The residual analysis for the prediction of the amount of n-heptane added to stabilize the crude oil using a model 1 b model 2 c model 3 d model 4 e model 5

Fig. 11
figure 11

The level of influence of the input parameters on the predicted output for the optimized model

Conclusion

This study examined the performance of Gaussian Process Regression for the prediction of the amount of n-heptane require to stabilize crude flow using different kernel functions such as in exponential square kernel (model 1), rotational quadratic (model 2), Matern 5/2 (model 3), exponential (model 4), and non-isotopic rotational quadratic (model 5). The GPR models were robust in modeling the non-linear relationship between the ratio of TiO2/SiO2 nanocomposite in the organic nanofluid, the salinity of the nanofluid, and pH of the solvent (n-heptane) added to stabilize the crude oil flow. As indicated by the R2 > 0.8 for all the models, the predicted n-heptane require to stabilize the crude oil flow is strongly correlated with the observed values.
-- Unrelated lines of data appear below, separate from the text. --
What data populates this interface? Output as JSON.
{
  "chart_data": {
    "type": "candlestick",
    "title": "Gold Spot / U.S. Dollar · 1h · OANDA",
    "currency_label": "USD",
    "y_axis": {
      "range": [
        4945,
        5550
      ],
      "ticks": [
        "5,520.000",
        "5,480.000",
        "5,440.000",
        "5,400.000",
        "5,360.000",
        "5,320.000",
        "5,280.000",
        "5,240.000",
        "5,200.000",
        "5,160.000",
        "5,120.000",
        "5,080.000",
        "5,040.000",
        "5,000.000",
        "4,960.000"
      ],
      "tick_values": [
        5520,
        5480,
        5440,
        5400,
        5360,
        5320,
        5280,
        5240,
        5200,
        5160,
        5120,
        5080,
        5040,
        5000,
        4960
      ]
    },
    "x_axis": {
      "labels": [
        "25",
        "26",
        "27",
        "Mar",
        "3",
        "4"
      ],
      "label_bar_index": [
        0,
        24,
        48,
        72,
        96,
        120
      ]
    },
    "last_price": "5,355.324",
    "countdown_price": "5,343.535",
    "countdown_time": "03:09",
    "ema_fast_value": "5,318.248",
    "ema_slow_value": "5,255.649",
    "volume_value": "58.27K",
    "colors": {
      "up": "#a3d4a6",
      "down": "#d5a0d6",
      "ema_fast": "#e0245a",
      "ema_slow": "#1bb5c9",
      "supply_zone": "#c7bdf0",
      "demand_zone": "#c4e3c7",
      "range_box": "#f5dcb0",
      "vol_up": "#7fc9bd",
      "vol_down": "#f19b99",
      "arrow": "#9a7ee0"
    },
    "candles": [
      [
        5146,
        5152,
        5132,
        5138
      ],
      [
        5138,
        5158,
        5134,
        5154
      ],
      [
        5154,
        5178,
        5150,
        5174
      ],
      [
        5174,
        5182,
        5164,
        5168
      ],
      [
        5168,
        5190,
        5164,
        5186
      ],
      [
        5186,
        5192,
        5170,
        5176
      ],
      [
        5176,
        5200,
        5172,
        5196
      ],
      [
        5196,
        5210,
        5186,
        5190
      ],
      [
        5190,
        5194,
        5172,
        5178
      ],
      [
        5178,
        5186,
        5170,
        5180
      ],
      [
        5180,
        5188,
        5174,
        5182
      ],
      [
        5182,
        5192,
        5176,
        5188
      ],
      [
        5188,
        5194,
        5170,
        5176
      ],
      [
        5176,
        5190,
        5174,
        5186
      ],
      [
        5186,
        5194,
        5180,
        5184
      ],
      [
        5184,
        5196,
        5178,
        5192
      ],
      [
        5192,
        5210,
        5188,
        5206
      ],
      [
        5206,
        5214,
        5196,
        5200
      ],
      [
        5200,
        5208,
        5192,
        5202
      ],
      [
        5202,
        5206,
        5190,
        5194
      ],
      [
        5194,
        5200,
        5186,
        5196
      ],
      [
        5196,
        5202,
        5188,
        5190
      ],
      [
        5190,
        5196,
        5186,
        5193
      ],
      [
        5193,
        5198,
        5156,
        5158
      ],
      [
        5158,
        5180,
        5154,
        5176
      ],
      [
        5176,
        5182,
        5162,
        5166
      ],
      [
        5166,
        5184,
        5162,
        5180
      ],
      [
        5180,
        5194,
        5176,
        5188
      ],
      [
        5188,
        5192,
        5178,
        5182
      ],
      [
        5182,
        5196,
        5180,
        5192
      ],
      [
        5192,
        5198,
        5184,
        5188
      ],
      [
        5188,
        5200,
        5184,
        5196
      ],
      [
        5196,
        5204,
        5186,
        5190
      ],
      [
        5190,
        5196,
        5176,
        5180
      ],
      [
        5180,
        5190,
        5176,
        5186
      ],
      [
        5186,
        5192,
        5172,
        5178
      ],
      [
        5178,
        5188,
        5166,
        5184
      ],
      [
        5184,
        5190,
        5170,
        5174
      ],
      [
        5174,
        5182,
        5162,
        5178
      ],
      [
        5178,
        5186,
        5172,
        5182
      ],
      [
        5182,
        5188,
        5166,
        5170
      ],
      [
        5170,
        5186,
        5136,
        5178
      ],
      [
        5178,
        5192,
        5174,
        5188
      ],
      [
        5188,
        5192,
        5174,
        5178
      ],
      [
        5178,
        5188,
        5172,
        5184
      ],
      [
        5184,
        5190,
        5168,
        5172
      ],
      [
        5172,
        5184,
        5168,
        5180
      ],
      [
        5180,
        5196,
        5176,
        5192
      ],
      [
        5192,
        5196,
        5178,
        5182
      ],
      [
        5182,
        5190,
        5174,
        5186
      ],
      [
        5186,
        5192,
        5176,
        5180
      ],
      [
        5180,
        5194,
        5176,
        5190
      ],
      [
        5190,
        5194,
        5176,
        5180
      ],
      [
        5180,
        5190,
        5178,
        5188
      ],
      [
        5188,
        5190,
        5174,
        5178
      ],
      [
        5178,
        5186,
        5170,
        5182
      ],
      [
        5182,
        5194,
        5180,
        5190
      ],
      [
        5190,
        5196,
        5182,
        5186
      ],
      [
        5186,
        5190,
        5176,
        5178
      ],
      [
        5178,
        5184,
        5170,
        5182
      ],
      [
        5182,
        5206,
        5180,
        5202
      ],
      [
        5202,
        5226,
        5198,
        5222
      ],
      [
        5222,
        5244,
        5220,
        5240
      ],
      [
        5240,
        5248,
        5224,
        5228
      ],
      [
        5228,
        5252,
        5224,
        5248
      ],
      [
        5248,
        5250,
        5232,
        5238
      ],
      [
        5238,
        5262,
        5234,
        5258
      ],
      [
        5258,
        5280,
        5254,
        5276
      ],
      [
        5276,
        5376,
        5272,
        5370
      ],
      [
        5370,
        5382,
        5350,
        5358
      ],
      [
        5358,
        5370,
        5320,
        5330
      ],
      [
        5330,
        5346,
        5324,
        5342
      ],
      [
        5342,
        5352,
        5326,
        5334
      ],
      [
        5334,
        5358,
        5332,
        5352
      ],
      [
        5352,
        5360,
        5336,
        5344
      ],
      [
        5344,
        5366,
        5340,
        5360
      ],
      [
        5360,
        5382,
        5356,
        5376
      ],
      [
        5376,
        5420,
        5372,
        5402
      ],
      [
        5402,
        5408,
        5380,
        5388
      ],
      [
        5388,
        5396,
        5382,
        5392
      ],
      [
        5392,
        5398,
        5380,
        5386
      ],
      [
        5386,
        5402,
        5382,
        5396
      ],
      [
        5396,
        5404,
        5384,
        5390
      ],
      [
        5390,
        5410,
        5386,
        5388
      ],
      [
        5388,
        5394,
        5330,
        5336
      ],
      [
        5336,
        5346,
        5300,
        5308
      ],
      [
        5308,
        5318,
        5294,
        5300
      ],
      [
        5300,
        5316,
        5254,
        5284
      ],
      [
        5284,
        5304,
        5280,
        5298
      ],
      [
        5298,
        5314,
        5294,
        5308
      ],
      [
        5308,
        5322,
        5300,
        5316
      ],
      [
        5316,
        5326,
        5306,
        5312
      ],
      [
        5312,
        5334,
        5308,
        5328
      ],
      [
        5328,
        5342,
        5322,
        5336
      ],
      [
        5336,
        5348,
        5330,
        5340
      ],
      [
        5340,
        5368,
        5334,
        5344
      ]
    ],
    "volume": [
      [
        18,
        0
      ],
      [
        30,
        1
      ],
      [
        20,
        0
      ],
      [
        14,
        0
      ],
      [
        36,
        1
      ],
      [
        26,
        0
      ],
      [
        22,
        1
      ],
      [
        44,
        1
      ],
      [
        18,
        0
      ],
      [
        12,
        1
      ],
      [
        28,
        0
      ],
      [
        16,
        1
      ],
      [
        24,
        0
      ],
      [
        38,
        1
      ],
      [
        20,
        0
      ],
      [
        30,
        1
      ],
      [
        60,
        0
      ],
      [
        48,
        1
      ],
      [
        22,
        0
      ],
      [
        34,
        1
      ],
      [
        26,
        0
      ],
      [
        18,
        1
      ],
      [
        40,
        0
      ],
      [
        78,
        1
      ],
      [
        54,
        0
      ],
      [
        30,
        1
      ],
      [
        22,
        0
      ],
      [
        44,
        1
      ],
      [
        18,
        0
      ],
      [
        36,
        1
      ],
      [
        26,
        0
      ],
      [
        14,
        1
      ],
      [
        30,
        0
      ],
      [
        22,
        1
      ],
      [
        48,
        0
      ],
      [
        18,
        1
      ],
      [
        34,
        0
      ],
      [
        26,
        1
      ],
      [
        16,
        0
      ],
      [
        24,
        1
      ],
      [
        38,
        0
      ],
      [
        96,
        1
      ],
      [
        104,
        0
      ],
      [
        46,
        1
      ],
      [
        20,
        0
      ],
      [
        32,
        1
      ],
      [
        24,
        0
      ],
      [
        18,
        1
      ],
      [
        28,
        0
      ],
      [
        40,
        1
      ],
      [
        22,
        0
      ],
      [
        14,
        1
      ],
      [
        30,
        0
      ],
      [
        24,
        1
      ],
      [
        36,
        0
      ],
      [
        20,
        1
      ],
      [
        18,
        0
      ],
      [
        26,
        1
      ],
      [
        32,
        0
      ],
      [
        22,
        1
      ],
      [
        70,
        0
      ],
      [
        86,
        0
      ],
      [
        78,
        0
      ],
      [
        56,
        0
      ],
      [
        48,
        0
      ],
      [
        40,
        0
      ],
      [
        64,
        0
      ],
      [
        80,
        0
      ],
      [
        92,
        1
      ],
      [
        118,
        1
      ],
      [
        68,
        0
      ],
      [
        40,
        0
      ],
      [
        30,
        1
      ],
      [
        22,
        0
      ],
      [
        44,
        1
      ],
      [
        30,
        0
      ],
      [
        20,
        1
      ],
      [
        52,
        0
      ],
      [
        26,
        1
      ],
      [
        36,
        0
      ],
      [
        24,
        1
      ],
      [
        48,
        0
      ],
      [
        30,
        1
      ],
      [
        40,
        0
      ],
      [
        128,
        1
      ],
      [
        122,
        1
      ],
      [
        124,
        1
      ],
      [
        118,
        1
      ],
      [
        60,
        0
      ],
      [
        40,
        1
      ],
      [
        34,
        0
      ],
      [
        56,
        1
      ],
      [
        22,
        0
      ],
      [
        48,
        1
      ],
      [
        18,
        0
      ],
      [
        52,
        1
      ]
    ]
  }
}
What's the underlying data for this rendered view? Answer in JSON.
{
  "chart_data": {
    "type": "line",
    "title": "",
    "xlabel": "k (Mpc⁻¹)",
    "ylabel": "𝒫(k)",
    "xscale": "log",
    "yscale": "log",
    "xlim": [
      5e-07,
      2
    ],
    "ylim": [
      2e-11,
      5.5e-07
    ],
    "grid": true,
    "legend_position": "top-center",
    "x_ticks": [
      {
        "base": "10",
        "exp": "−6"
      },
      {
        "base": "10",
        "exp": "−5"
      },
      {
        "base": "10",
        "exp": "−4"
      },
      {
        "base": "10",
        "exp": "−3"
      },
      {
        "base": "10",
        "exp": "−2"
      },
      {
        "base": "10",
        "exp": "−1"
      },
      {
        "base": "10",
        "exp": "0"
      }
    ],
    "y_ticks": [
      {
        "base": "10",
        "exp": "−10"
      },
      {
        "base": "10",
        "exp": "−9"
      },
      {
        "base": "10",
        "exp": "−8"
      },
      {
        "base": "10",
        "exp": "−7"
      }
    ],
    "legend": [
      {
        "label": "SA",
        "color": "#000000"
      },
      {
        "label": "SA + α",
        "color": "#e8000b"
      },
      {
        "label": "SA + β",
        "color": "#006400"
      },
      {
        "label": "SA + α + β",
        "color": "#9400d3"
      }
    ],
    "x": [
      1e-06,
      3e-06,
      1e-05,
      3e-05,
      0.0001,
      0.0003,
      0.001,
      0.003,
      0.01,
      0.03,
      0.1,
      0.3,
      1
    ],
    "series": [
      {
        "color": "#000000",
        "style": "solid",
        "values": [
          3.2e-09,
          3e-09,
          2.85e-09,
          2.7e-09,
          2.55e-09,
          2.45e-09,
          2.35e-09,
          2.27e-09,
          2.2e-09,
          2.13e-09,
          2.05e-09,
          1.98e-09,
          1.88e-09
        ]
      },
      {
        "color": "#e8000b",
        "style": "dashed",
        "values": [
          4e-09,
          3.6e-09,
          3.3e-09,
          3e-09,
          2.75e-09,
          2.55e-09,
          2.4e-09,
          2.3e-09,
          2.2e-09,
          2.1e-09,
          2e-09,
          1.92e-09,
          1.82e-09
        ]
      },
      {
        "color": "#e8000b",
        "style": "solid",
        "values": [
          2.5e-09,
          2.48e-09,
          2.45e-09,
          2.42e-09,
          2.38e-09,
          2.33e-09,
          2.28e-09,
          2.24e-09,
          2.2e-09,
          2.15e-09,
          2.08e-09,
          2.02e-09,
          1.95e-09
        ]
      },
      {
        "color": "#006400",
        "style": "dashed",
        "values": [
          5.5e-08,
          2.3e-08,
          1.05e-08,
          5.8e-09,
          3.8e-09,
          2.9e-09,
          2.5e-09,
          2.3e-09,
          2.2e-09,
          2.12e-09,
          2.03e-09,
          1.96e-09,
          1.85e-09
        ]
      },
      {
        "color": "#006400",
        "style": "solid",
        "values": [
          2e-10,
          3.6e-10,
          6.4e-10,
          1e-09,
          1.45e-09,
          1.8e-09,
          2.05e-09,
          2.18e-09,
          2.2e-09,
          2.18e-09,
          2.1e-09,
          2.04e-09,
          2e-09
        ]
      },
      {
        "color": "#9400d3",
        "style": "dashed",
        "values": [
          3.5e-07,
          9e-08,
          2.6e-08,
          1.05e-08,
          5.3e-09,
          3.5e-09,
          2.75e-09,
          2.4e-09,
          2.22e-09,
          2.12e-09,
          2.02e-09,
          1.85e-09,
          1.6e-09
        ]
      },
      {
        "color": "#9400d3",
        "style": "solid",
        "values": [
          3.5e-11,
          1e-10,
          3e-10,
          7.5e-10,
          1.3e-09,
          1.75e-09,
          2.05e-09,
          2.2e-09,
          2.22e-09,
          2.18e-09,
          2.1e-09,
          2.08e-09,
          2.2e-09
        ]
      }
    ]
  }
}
The various error analysis using MSE, RMSE, and MAE shows very small prediction errors using the various models. However, the optimized GPR had the best performance based on the least prediction error. The three parameters were observed to strongly influenced the model output according to the input analysis. The ratio of TiO2/SiO2 nanocomposite in the organic nanofluid had the most significant influence on the model output. The influence of the input parameters on the model output can be ranked as the ratio of TiO2/SiO2 nanocomposite in the organic nanofluid > salinity > pH. This study has demonstrated the importance of nanoparticles addition to nanofluid used to stabilized crude oil flow from a modeling perspective.